Most scholars agree that, while the Neolithic transition jump-started much of what we today call civilization—art, dance, literature (oral at first), architecture—it did not create happier people. Farmers had to work harder to produce enough food for their larger families, and had to hand much of it over to a non-farming class that saw to defense, public works, worship, and public culture.
That happened when the population of the Middle East probably numbered in the hundreds of thousands. Now it numbers in the hundreds of millions.
For all our focus on the specific grievances and historical processes that produced the current Israel-Arab conflict, the looming water and food crises far outweigh them in importance. Given the huge population affected by these crises, they can only be addressed if the peoples of the region find a way to work together to solve them. Otherwise, war over historic justice and injustice will turn into wars over natural resources, and in those wars there will be no quarter.
Today’s headlines, and the precedent of the thirteenth millennium BCE, should give everyone in the region pause. If we don’t get a little perspective, we’ll head straight into another major transition into greater human misery.
I came across this interesting site in looking for information about the timing for the start of the Younger Dryas in and around southern Turkey, and the information here sets that date at around 12,800 years ago.
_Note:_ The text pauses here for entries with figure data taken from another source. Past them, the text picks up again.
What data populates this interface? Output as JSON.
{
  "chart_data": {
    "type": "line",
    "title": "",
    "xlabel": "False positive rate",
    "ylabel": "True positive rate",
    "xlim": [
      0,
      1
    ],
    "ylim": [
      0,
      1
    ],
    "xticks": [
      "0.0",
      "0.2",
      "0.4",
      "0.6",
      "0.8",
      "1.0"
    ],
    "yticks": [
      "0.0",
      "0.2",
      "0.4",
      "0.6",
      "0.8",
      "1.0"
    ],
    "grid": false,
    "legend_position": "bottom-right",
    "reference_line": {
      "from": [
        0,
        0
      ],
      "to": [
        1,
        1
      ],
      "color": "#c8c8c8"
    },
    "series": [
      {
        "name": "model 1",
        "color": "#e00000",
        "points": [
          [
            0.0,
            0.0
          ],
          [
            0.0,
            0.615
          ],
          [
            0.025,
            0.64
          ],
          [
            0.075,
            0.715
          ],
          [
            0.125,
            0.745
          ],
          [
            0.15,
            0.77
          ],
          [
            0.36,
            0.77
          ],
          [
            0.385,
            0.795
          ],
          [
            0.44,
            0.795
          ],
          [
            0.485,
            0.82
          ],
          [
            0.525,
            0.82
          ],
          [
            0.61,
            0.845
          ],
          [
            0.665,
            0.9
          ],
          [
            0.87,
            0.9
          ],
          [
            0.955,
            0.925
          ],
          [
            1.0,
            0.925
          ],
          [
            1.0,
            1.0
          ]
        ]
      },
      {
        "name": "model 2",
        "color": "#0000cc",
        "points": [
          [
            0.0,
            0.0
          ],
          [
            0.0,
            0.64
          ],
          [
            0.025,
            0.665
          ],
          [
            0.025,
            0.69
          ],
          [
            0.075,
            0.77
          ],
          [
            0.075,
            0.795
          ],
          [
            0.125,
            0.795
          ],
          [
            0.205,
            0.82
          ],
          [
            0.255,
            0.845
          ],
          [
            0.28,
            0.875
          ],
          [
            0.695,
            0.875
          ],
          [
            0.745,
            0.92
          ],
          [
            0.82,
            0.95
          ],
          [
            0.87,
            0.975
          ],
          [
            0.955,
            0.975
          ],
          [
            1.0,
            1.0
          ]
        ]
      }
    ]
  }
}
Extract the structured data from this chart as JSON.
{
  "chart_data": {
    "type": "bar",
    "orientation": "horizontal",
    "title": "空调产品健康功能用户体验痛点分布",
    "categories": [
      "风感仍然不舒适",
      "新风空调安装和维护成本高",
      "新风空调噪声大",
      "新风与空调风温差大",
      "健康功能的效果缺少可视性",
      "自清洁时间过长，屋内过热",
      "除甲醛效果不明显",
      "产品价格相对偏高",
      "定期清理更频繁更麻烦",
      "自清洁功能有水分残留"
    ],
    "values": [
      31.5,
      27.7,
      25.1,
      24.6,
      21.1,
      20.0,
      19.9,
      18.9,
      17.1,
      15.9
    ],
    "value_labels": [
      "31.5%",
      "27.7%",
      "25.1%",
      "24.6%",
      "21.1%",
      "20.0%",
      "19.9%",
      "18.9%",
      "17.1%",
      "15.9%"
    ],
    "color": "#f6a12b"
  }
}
The earliest known temple complex (Gobekli Tepe, and it covers 25 acres) has an initial carbon dating at about 12,400. There is an informative blog article at http://www.seatofourpants.com/2010/05/17/the-first-temple-%E2%80%93-a-visit-to-the-ruined-garden-of-eden/
My speculation is that this complex dates to just prior to the Younger Dryas at a time when the vegetation was lush and wild life pletiful — sort of a paleolithic version of the Garden of Eden. The Younger Dryas forced it to be abandoned, but not before it was covered with earth (to protect it for the return of the group?). Anyway, in my mind this sequence sort of parallels Genesis. The Early Ones were living in a warm climate in a garden like setting, and then they displeased the gods and were turned out into a cold, barren wilderness. Could have been the basis for a long-lasting cultural memory of sorts.